Red Hat Bugzilla – Bug 40571
Last modified: 2016-11-24 10:06:19 EST
Description of Problem:
seems that 'O' is between a-z
Steps to Reproduce:
[kad@bofh kad]$ set|grep -E 'LANG|LC_'
[kad@bofh kad]$ echo O|grep [a-z]
[kad@bofh kad]$ echo O|LANG= grep [a-z]
[kad@bofh kad]$ echo O|LANG=C grep [a-z]
[kad@bofh kad]$ echo O|LANG=ru_RU.KOI8-R grep [a-z]
[kad@bofh kad]$ echo O|LANG=de_DE grep [a-z]
[kad@bofh kad]$ echo O|LANG=uk_UA grep [a-z]
[kad@bofh kad]$ echo O|LANG=netu grep [a-z]
[kad@bofh kad]$ echo O|LANG=en_GB grep [a-z]
[kad@bofh kad]$ echo O|LC_CTYPE= grep [a-z]
O must not be present in any output.
sort make it like that:e
Why do you think it is a bug?
In several locales, O is after n and before p.
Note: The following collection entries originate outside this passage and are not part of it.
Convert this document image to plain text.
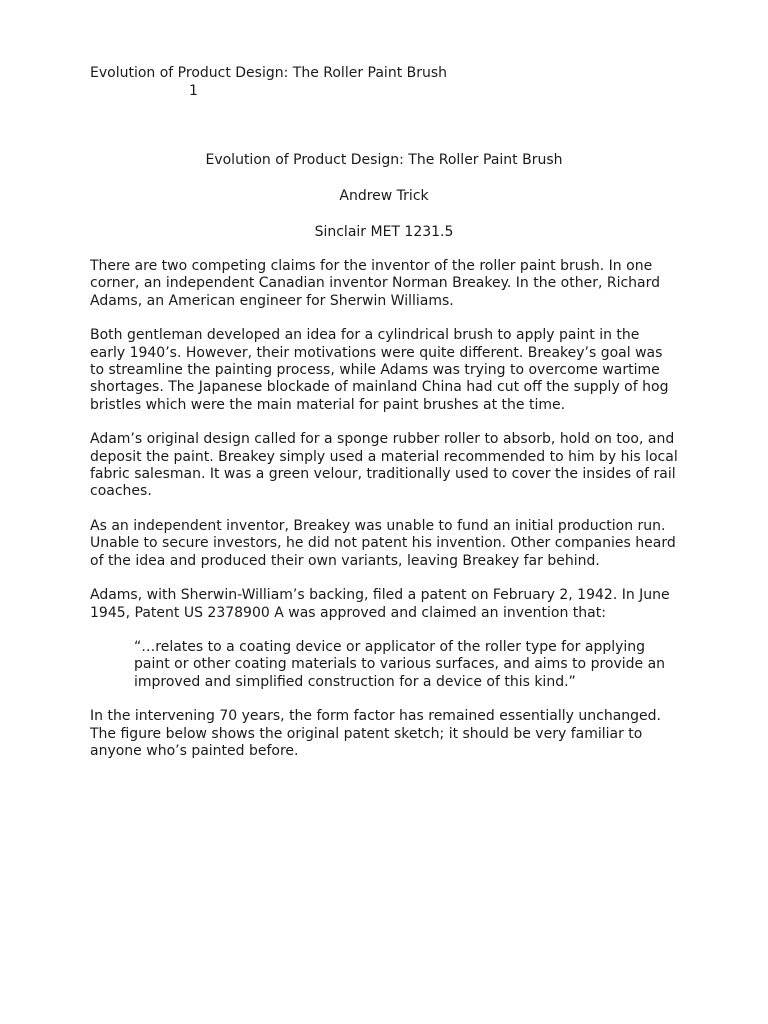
Evolution of Product Design: The Roller Paint Brush
1
Evolution of Product Design: The Roller Paint Brush
Andrew Trick
Sinclair MET 1231.5

There are two competing claims for the inventor of the roller paint brush. In one corner, an independent Canadian inventor Norman Breakey. In the other, Richard Adams, an American engineer for Sherwin Williams.

Both gentleman developed an idea for a cylindrical brush to apply paint in the early 1940’s. However, their motivations were quite different. Breakey’s goal was to streamline the painting process, while Adams was trying to overcome wartime shortages. The Japanese blockade of mainland China had cut off the supply of hog bristles which were the main material for paint brushes at the time.

Adam’s original design called for a sponge rubber roller to absorb, hold on too, and deposit the paint. Breakey simply used a material recommended to him by his local fabric salesman. It was a green velour, traditionally used to cover the insides of rail coaches.

As an independent inventor, Breakey was unable to fund an initial production run. Unable to secure investors, he did not patent his invention. Other companies heard of the idea and produced their own variants, leaving Breakey far behind.

Adams, with Sherwin-William’s backing, filed a patent on February 2, 1942. In June 1945, Patent US 2378900 A was approved and claimed an invention that:

“…relates to a coating device or applicator of the roller type for applying paint or other coating materials to various surfaces, and aims to provide an improved and simplified construction for a device of this kind.”

In the intervening 70 years, the form factor has remained essentially unchanged. The figure below shows the original patent sketch; it should be very familiar to anyone who’s painted before.
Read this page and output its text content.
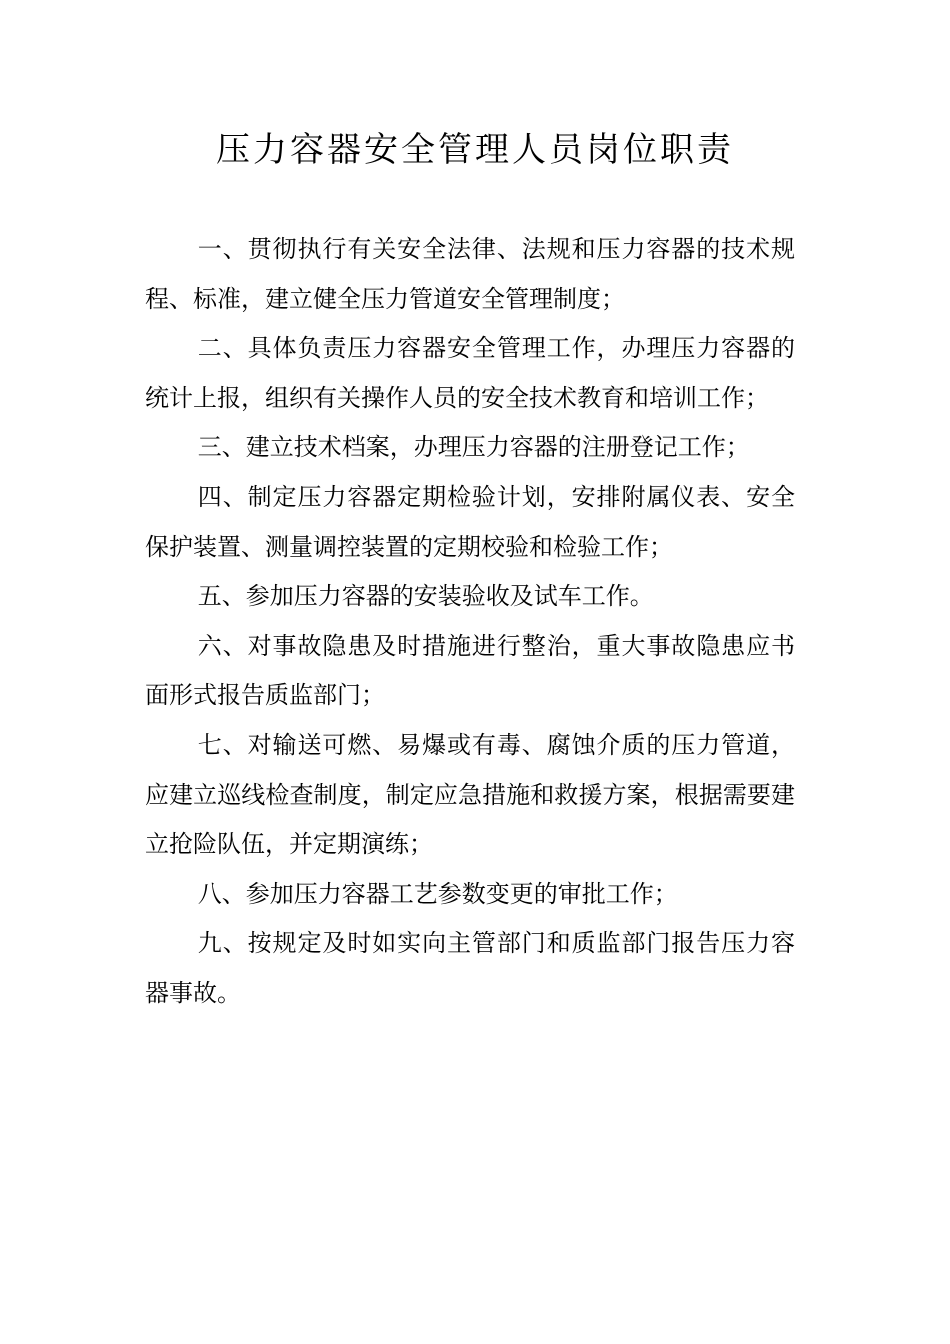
压力容器安全管理人员岗位职责

一、贯彻执行有关安全法律、法规和压力容器的技术规程、标准，建立健全压力管道安全管理制度；

二、具体负责压力容器安全管理工作，办理压力容器的统计上报，组织有关操作人员的安全技术教育和培训工作；

三、建立技术档案，办理压力容器的注册登记工作；

四、制定压力容器定期检验计划，安排附属仪表、安全保护装置、测量调控装置的定期校验和检验工作；

五、参加压力容器的安装验收及试车工作。

六、对事故隐患及时措施进行整治，重大事故隐患应书面形式报告质监部门；

七、对输送可燃、易爆或有毒、腐蚀介质的压力管道，应建立巡线检查制度，制定应急措施和救援方案，根据需要建立抢险队伍，并定期演练；

八、参加压力容器工艺参数变更的审批工作；

九、按规定及时如实向主管部门和质监部门报告压力容器事故。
If you expect the POSIX locale collation, you should use the POSIX locale,
or e.g. use [[:lower:]] if you really mean all lower case letters.
but why it match [a-z] ?!?! Capital 'O' can be matched by [A-Z] but not on [a-z]
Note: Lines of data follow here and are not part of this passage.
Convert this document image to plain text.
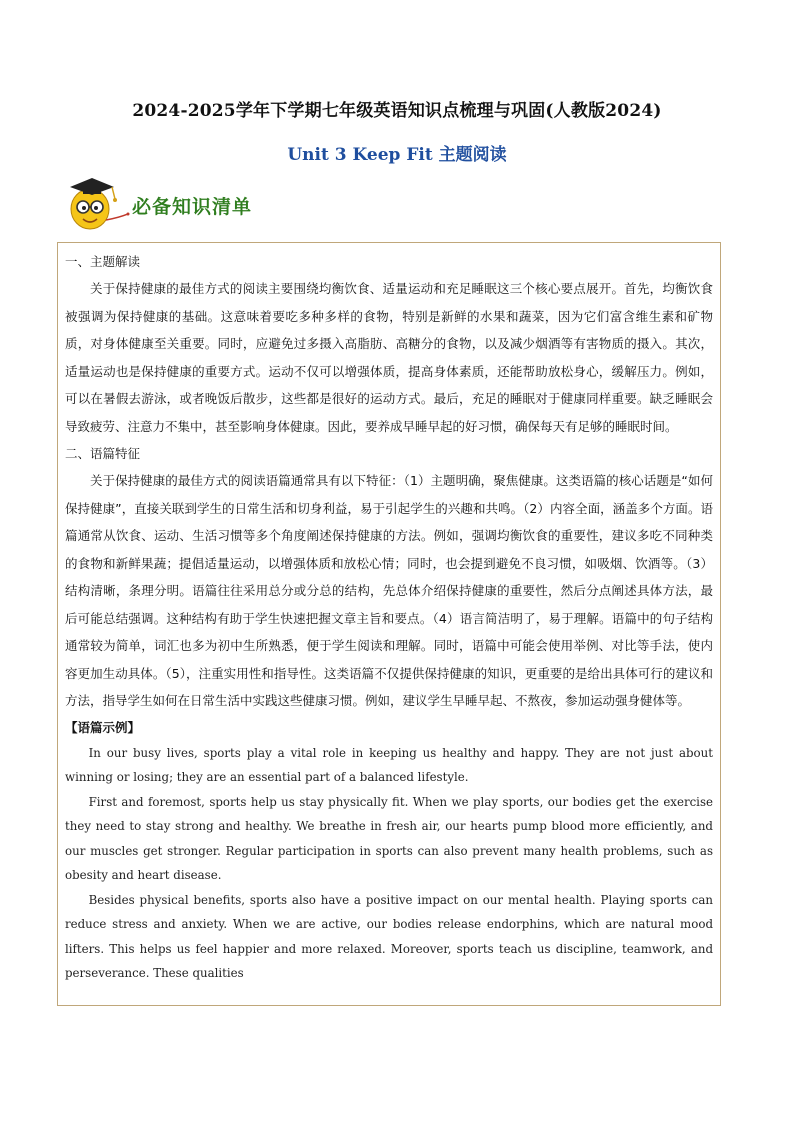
2024-2025学年下学期七年级英语知识点梳理与巩固(人教版2024)
Unit 3 Keep Fit 主题阅读
必备知识清单

一、主题解读

关于保持健康的最佳方式的阅读主要围绕均衡饮食、适量运动和充足睡眠这三个核心要点展开。首先，均衡饮食被强调为保持健康的基础。这意味着要吃多种多样的食物，特别是新鲜的水果和蔬菜，因为它们富含维生素和矿物质，对身体健康至关重要。同时，应避免过多摄入高脂肪、高糖分的食物，以及减少烟酒等有害物质的摄入。其次，适量运动也是保持健康的重要方式。运动不仅可以增强体质，提高身体素质，还能帮助放松身心，缓解压力。例如，可以在暑假去游泳，或者晚饭后散步，这些都是很好的运动方式。最后，充足的睡眠对于健康同样重要。缺乏睡眠会导致疲劳、注意力不集中，甚至影响身体健康。因此，要养成早睡早起的好习惯，确保每天有足够的睡眠时间。

二、语篇特征

关于保持健康的最佳方式的阅读语篇通常具有以下特征：（1）主题明确，聚焦健康。这类语篇的核心话题是“如何保持健康”，直接关联到学生的日常生活和切身利益，易于引起学生的兴趣和共鸣。（2）内容全面，涵盖多个方面。语篇通常从饮食、运动、生活习惯等多个角度阐述保持健康的方法。例如，强调均衡饮食的重要性，建议多吃不同种类的食物和新鲜果蔬；提倡适量运动，以增强体质和放松心情；同时，也会提到避免不良习惯，如吸烟、饮酒等。（3）结构清晰，条理分明。语篇往往采用总分或分总的结构，先总体介绍保持健康的重要性，然后分点阐述具体方法，最后可能总结强调。这种结构有助于学生快速把握文章主旨和要点。（4）语言简洁明了，易于理解。语篇中的句子结构通常较为简单，词汇也多为初中生所熟悉，便于学生阅读和理解。同时，语篇中可能会使用举例、对比等手法，使内容更加生动具体。（5），注重实用性和指导性。这类语篇不仅提供保持健康的知识，更重要的是给出具体可行的建议和方法，指导学生如何在日常生活中实践这些健康习惯。例如，建议学生早睡早起、不熬夜，参加运动强身健体等。

【语篇示例】

In our busy lives, sports play a vital role in keeping us healthy and happy. They are not just about winning or losing; they are an essential part of a balanced lifestyle.

First and foremost, sports help us stay physically fit. When we play sports, our bodies get the exercise they need to stay strong and healthy. We breathe in fresh air, our hearts pump blood more efficiently, and our muscles get stronger. Regular participation in sports can also prevent many health problems, such as obesity and heart disease.

Besides physical benefits, sports also have a positive impact on our mental health. Playing sports can reduce stress and anxiety. When we are active, our bodies release endorphins, which are natural mood lifters. This helps us feel happier and more relaxed. Moreover, sports teach us discipline, teamwork, and perseverance. These qualities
Because if in a particular locale `O' comes between `a' and `z', it fits into
this range and thus matches `[a-z]' regular expression.
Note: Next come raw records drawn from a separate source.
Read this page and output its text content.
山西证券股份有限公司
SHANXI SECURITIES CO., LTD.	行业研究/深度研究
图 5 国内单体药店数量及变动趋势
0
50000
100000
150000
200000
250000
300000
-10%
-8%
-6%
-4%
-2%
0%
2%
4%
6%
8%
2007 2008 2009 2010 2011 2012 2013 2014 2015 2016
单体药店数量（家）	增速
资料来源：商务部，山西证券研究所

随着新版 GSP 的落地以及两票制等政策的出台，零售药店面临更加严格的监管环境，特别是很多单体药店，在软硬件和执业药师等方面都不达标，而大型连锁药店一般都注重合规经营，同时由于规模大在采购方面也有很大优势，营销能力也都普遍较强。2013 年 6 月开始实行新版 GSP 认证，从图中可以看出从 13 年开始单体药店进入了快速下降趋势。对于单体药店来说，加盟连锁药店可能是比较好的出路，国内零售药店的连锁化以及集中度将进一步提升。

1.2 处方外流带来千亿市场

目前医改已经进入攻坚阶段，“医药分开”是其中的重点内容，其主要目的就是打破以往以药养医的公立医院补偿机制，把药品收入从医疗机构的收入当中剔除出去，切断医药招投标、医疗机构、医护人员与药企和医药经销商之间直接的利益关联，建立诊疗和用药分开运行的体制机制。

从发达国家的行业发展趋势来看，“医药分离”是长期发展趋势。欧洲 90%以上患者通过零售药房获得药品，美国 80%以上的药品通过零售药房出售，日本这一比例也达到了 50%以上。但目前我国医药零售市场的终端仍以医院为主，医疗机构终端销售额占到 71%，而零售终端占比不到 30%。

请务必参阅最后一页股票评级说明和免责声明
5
E.g. read info grep about regular expressions:
For example, `[[:alnum:]]' means `[0-9A-Za-z]', except the latter
depends upon the POSIX locale and the ASCII character encoding, whereas
the former is independent of locale and character set. (Note that the
brackets in these class names are part of the symbolic names, and must
be included in addition to the brackets delimiting the bracket list.)
As you can see, [a-z] is dependent on the locale (and whether grep has been
built with NLS support).
Looking at regex.c file it seems that there is a pattern to lower case
conversion unless (probably) told otherwise.